Bei den Werken, die von der Bild-Zeitung jetzt angeprangert werden, handelt es sich um das Gemälde „Kanzler Bülow spricht im Reichstag“, das Georg Waltenberger 1905 mit Öl malte, und um die Kreide-Lithographie „Straße in Königsburg“, die Lovis Corinth im Jahr 1918 schuf. Das zweite Werk soll aus den Sammlungen der Münchner Familie Gurlitt sein. Ein Sprecher des Bundestagspräsidenten bestätigte die Meldung, wollte aber nichts über die rechtmäßigen Besitzer der Werke mitteilen.

Bereits vor vier Jahren hatte der Bundestag, der Zeitung zufolge, das von den Nazis gestohlene Gemälde „Bismarck mit dem Schlapphut“ von Franz von Lenbach an die Erben des ehemaligen Besitzers herausgeben müssen.
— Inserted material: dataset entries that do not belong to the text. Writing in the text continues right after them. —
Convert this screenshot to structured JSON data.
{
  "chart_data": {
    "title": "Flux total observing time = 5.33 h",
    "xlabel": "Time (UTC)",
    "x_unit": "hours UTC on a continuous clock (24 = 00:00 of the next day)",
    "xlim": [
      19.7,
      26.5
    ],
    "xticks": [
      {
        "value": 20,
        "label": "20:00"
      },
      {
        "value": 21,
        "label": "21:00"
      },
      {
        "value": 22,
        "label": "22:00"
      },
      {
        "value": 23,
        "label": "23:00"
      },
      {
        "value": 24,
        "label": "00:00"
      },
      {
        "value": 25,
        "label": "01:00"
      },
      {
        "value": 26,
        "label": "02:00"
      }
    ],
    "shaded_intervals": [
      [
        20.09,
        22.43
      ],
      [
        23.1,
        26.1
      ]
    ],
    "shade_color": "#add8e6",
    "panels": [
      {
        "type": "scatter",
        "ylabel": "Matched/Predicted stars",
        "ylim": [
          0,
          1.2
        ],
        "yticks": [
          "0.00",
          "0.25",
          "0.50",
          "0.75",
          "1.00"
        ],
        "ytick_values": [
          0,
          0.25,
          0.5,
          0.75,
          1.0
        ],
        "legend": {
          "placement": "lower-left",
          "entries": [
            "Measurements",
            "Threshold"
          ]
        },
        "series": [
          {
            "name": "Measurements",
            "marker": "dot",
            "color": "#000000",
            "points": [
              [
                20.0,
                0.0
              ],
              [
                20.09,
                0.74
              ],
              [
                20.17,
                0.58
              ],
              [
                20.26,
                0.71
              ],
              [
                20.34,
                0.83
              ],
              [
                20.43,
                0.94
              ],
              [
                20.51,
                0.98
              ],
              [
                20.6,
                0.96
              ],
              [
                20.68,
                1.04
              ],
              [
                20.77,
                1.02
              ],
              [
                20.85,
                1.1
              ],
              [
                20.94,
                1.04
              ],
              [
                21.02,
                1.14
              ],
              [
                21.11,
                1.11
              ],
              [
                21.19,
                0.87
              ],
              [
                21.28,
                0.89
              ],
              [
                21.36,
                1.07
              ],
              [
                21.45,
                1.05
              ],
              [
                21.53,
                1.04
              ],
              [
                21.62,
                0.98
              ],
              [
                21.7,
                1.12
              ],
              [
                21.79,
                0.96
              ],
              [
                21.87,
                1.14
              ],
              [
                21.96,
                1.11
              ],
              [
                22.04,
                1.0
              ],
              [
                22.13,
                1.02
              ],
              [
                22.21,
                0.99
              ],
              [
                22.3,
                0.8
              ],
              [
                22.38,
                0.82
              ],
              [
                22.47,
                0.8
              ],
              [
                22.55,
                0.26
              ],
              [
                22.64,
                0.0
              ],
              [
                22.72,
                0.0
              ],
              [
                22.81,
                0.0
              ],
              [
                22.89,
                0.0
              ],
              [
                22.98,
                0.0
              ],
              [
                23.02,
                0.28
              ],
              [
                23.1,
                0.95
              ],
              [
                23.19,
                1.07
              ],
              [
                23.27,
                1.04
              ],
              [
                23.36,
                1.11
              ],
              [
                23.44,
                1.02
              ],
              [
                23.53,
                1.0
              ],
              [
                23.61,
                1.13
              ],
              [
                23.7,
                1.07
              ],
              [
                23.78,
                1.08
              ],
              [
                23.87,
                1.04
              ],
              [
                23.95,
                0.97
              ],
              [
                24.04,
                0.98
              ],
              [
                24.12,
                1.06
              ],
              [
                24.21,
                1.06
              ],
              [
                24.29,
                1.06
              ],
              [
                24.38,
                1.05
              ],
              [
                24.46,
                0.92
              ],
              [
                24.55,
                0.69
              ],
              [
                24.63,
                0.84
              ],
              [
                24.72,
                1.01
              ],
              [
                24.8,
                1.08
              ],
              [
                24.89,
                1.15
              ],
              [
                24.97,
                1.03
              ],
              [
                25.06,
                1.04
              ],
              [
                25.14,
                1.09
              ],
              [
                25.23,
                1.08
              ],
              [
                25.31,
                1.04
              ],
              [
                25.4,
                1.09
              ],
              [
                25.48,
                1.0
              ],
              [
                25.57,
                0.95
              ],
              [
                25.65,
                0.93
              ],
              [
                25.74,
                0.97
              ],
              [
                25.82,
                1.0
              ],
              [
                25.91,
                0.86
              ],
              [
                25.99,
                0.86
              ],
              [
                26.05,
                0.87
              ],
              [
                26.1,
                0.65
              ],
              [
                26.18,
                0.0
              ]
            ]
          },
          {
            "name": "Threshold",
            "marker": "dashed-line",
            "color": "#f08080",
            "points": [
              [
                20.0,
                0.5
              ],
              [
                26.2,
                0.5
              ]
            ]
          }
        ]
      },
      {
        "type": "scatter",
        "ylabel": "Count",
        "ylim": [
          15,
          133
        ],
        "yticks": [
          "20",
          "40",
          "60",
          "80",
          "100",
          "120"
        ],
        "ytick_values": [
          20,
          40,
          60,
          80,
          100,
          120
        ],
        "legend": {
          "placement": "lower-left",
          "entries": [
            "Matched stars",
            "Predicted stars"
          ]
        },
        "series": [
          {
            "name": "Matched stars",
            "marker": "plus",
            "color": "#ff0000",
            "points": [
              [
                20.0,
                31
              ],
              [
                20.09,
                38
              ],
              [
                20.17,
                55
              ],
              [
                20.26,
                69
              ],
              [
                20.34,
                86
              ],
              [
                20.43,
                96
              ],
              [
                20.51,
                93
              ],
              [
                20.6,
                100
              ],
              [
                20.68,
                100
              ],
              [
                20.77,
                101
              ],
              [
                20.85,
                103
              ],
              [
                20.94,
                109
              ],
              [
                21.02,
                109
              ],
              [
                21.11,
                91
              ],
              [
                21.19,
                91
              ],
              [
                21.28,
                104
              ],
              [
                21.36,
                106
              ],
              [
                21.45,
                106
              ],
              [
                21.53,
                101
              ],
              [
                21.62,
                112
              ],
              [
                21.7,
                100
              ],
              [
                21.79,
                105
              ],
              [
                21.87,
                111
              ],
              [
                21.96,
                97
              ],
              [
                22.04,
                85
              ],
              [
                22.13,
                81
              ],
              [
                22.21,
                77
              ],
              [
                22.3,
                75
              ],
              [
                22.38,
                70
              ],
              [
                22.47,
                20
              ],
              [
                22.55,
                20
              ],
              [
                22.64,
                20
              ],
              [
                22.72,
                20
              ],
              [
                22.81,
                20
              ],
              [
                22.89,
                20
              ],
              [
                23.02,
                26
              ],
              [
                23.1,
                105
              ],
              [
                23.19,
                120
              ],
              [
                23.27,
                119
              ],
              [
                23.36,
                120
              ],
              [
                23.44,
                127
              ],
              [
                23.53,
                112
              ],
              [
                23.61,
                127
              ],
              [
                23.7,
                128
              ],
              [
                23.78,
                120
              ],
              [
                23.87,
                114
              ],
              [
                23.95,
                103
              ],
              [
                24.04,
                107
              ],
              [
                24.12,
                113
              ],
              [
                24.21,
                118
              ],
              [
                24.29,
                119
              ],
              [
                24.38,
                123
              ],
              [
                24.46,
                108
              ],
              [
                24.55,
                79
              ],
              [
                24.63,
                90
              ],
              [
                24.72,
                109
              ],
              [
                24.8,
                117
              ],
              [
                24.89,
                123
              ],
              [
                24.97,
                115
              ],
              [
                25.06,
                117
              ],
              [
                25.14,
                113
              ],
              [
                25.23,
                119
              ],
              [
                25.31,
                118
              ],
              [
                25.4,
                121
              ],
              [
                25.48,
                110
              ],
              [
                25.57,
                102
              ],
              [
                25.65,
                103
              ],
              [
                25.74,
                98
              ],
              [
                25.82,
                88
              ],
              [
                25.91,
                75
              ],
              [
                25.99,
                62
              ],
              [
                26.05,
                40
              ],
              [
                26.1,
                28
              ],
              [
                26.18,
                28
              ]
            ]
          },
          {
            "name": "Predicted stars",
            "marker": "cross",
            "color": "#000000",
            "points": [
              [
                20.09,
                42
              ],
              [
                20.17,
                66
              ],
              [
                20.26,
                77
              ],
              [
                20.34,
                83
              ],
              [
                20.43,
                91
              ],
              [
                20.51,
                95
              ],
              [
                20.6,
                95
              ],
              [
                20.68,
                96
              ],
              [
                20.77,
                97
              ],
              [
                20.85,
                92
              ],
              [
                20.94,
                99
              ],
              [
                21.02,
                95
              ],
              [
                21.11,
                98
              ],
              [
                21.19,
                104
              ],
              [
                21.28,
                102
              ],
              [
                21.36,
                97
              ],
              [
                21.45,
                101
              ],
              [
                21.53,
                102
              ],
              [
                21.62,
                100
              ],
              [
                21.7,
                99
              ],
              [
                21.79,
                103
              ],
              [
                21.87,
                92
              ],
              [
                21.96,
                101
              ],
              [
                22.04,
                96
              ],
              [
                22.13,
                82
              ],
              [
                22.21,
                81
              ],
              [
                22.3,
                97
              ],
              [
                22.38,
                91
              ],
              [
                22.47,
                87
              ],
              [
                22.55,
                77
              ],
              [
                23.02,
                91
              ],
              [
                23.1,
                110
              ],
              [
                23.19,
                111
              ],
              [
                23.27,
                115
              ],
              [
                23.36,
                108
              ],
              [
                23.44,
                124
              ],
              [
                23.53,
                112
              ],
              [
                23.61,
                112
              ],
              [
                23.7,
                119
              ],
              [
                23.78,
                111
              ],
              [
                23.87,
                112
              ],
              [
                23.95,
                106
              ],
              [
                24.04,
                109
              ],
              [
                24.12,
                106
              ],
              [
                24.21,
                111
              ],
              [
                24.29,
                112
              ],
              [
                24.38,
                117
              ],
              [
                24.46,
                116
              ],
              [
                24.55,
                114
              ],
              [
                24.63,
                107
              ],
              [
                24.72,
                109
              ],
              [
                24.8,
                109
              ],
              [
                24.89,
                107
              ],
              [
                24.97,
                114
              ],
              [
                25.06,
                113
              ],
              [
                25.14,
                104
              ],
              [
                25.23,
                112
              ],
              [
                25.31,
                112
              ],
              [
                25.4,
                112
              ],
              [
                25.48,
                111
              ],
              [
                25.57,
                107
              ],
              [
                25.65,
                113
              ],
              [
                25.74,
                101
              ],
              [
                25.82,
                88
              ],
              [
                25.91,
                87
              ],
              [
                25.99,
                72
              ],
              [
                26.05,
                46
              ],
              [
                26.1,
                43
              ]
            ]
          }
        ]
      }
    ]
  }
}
Seit 2012 ermittelt eine Kunsthistorikerin auf Beschluss des Kunstbeirats nach Raubkunst im Bundestag. Dieser besitzt eine Kunst-Sammlung von insgesamt 4.000 Werken. Die Auswertung, die spätestens im April 2014 abgeschlossen sein soll, habe ergeben, dass 108 Kunstwerke mit ungeklärter Herkunft und Raubkunst-Verdacht im Bundestag hängen, wusste die Bild. In einer ersten Reaktion auf die Meldungen forderte Dieter Graumann, Präsident des Zentralrats der Juden, eine Offenlegung der Liste mit den verdächtigen Werken.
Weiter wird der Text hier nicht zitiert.